Tune in to this monthly online coding column to learn from AHIMA’s coding experts about challenging areas and documentation opportunities for ICD-10-CM/PCS.
This is it. The final countdown is on. ICD-10-CM/PCS is just a few short weeks away from finally becoming a reality in the United States. For those of you that have been preparing for years for this day, I bet you are breathing a huge sigh of relief and thinking, “just get it over with already!” Meanwhile, those who were hoping that there would be another delay and are now scrambling to get ready for ICD-10 might have some different thoughts. Here are some tips for last minute preparations to ensure a smooth transition:
1. System Testing
Do a final testing of systems to make sure they are ready for the go live date. Check in with all of your vendors, including health plans, billing services, clearing houses, and all software systems that utilize ICD codes to ensure they are ready for October 1.
2. Reduce AR
The HIM department should be working diligently in September to get their accounts receivable down and getting all of the ICD-9 cases coded and sent out for processing. Any records with an encounter (outpatient) or discharge (inpatient) date on or after October 1 will be coded in ICD-10. Coders should anticipate a few days of overlap where they will be coding some claims in ICD-9 and some in ICD-10.
3. Updated Queries
The clinical documentation improvement (CDI) department should have all of their query templates updated for ICD-10 documentation needs. ICD-10 is more specific than ICD-9 in many areas, so it is critical to have accurate and complete documentation in the record to facilitate proper and timely coding.
4. Physician Readiness
Physicians should have already received education on ICD-10, specifically the changing documentation needs. Do a last minute check-in with them to ensure they are ready and answer any questions they might have.

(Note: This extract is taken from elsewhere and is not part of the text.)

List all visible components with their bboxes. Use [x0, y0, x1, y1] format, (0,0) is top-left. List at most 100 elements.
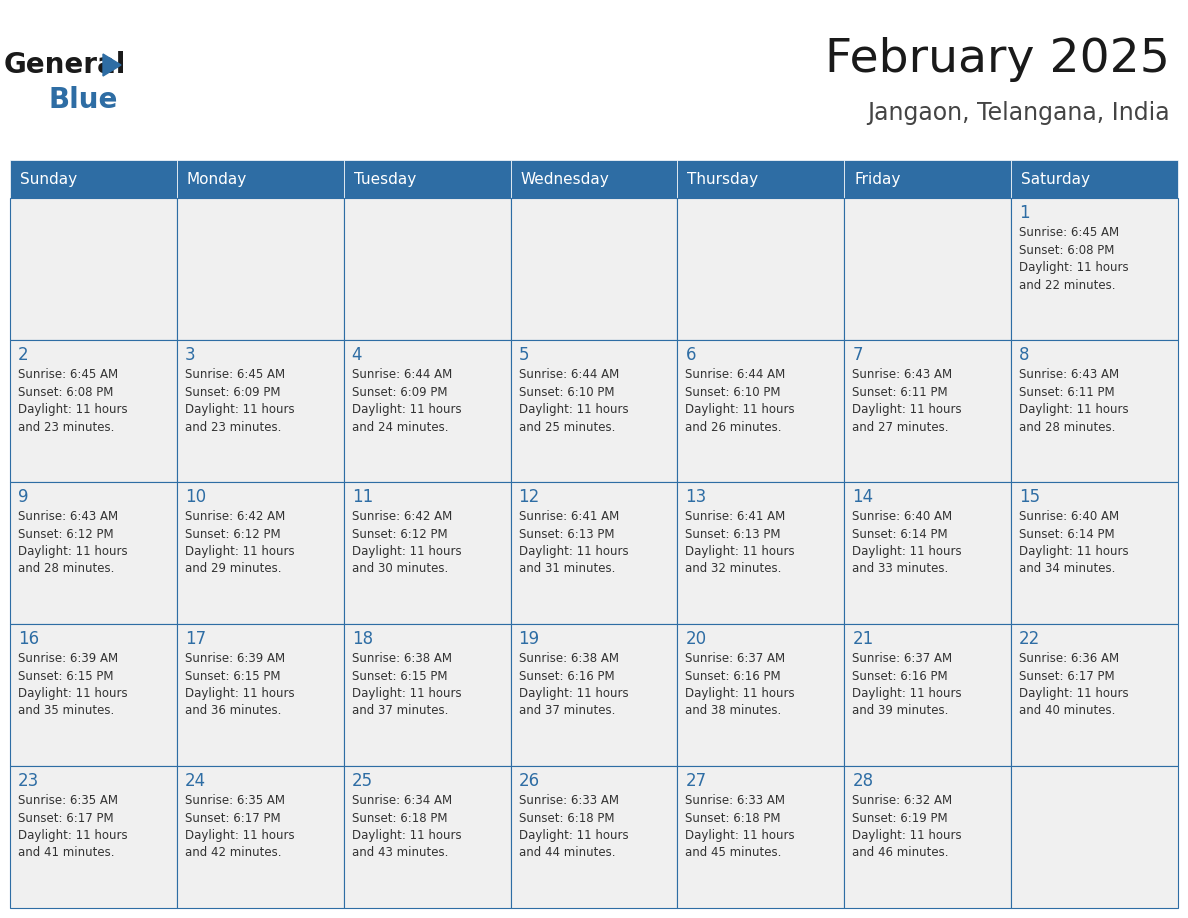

The executive team and all leaders throughout the healthcare organization should be kept apprised of the ICD-10 roll out. Communication is critical at this point.
Take one last look at all of your forms to ensure they have been updated with ICD-10 codes. This includes electronic forms. Ensure that the fields are ready to accept ICD-10 codes.
7. Risk Mitigation
Try to anticipate anything that could go wrong and have an action plan for those scenarios. Consider assigning someone as the go-to person to contact in the event of any ICD-10 issues in the first few days of implementation.
8. Celebrate Success!
And finally, congratulate yourself on a job well done. ICD-10 has been a long time coming and it’s now here! Have a department party to recognize all of the planning and preparation that went into this change.